A Guide To The Geological Formations Around You

Everywhere we go we are surrounded by the story of the Earth. We rarely think about the candy-striped rocks or the weird outcrop in the woods that looks like a face or if the ground we walk on every day used to be the floor of an ancient sea. There are clues are all around us that hint of volcanos long gone, faults that push and pull the rocks, waterways that grind out shapes and valleys, and upheavals that happened long before humans came down from the trees. Every single hill, valley, rock, and lake you see has a blueprint for how it got that way. There is so much to the Earth's history written in rocks, this guide barely scrapes the surface. It only provides a basic primer... an overview to naming and understanding all the different rock formations we live in and around every day.

Photo: James St. John / Flickr / CC BY 2.0

  • Batholith

    A batholith is a large mass of igneous intrusive rock that forms from cooled magma deep in the Earth's crust. Batholiths are almost always made mostly of felsic, granite, quartz monzonite, or diorite. They are composed of multiple masses, or plutons, enormous bodies (picture a balloon shape) of igneous rock of irregular dimensions that can be told apart from nearby igneous rock by a combo of age and composition.

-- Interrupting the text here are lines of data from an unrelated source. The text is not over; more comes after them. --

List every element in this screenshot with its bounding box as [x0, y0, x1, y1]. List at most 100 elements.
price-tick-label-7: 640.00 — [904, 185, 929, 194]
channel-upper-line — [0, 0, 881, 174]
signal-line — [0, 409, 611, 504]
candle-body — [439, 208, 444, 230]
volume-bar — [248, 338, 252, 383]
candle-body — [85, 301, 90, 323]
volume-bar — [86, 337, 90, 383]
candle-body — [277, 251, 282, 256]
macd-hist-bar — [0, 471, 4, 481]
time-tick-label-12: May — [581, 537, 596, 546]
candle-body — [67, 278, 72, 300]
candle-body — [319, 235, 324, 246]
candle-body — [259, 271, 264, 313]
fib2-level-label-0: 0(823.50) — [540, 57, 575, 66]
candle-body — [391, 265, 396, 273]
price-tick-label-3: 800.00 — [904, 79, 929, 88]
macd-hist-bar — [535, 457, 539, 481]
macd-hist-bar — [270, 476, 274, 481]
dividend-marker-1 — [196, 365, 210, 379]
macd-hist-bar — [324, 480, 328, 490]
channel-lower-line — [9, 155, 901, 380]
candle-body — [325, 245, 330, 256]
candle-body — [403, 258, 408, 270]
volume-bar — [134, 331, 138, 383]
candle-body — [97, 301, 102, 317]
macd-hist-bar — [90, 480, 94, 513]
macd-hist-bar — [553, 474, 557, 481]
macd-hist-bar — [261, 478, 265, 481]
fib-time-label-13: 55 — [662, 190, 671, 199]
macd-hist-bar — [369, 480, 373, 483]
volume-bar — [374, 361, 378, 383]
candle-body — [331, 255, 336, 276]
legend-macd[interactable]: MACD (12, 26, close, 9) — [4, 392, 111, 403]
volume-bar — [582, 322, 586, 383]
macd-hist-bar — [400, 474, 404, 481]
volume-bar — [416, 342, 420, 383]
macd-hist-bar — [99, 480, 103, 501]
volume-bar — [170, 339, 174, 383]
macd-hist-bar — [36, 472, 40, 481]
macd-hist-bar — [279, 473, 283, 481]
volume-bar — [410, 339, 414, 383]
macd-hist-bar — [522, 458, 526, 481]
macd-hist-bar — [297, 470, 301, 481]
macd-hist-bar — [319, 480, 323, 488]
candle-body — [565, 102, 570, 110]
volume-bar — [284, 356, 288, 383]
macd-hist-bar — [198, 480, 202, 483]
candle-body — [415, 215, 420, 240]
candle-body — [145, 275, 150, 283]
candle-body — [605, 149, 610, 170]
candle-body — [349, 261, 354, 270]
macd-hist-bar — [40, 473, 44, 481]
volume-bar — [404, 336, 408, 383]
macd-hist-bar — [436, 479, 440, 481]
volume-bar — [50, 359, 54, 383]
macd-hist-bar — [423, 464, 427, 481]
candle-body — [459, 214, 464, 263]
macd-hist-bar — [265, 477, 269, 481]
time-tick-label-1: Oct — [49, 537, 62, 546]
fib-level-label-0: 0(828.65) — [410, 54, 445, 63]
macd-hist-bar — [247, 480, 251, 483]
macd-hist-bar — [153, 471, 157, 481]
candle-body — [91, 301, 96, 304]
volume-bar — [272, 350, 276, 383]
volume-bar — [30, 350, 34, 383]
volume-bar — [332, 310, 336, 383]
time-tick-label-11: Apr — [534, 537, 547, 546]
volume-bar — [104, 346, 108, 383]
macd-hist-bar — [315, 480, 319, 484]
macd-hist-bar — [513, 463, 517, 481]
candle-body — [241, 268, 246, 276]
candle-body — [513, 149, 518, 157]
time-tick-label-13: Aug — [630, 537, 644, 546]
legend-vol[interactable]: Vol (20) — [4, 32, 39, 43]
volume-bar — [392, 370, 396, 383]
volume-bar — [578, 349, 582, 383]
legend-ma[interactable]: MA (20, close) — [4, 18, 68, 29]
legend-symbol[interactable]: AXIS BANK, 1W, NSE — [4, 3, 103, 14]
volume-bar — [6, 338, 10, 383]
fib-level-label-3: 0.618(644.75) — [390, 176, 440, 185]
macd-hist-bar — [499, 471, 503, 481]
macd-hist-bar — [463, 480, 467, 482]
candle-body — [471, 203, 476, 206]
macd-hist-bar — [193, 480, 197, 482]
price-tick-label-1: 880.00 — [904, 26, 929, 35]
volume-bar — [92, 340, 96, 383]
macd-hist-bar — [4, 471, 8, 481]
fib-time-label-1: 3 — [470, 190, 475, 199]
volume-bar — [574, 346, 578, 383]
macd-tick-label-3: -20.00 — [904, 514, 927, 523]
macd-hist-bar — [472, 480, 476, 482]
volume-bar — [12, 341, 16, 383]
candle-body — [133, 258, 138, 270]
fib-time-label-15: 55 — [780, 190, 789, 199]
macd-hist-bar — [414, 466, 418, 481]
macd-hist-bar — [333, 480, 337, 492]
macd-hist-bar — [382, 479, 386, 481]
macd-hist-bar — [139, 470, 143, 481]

    The entire Sierra Nevada range in California is a partially submerged batholith - you can see it exposed in places like Half Dome, pictured.

  • Mesa

    Mesas form from the weathering and erosion of horizontally layered rocks that have been uplifted by tectonic activity. Variations in the ability of different types of rock to resist weathering and erosion cause the weaker types of rocks to be eroded away, leaving the more resistant types of rocks higher than their surroundings.

    Lava flows and sills, in particular, are very resistant to weathering and erosion, and often form the flat top, or caprock, of a mesa. The less resistant rock layers are mainly made up of shale, a softer rock that weathers and erodes more easily.

  • U-Shaped Valley

    These valleys are formed by the process of glaciation. They have a characteristic U shape, with steep, straight sides and a flat bottom. Glaciated valleys are formed when a glacier travels across and down a slope, carving out the valley by the action of scouring.

    When the ice recedes or thaws, the valley remains, often littered with small boulders that were transported within the ice.

  • Folds

    There are many types of folds. A fold occurs when one or a stack of originally flat and planar layers, such as sedimentary strata, are bent or curved as a result of permanent deformation. This is often caused by the movement of tectonic plates against each other as well as intense metamorphic pressures. These folds vary in size from microscopic crinkles to mountain-sized and they occur singly as isolated folds and in extensive fold trains of different sizes, on a variety of scales.

    It is super cool to look at the folds pictured above and remind yourself that each of those layers was originally flat ground.

    Anticline: linear, strata normally dip away from axial center, oldest strata in center.

    Syncline: linear, strata normally dip toward axial center, youngest strata in center.

    Antiform: linear, strata dip away from axial center, age unknown, or inverted.

    Synform: linear, strata dip toward axial centre, age unknown, or inverted.

    Dome: nonlinear, strata dip away from center in all directions, oldest strata in center.

    Basin: nonlinear, strata dip toward center in all directions, youngest strata in center.

    Monocline: linear, strata dip in one direction between horizontal layers on each side.

    Chevron: angular fold with straight limbs and small hinges

    Recumbent: linear, fold axial plane oriented at low angle resulting in overturned strata in one limb of the fold.

    Slump: typically monoclinal, result of differential compaction or dissolution during sedimentation and lithification.

    Ptygmatic: Folds are chaotic, random and disconnected. Typical of sedimentary slump folding, migmatites and decollement detachment zones.

    Parasitic: short wavelength folds formed within a larger wavelength fold structure - normally associated with differences in bed thickness.

    Disharmonic: Folds in adjacent layers with different wavelengths and shapes.
  • Laccolith
    Photo: Nathaniel H. Darton / Wikimedia Commons / Public domain


    A laccolith is a sheet intrusion that has been injected between two layers of sedimentary rock. The pressure of the magma is high enough that the overlying strata are forced upward, giving the laccolith a dome or mushroom-like form with a generally flat base.

    The surface rock above laccoliths often erodes away completely, leaving the core mound of igneous rock.

  • Volcanic Plug

    A volcanic plug (also called a volcanic neck or lava neck) is a volcanic object created when magma hardens within a vent on an active volcano. When present, a plug can cause an extreme build-up of pressure if rising volatile-charged magma is trapped beneath it, and this can sometimes lead to an explosive eruption.

    Glacial erosion can lead to exposure of the plug on one side, while a long slope of material remains on the opposite side. Such landforms are called crag and tail. If a plug is preserved (as you can see in the photo above), erosion may remove the surrounding rock while the erosion-resistant plug remains, producing a distinctive upstanding landform.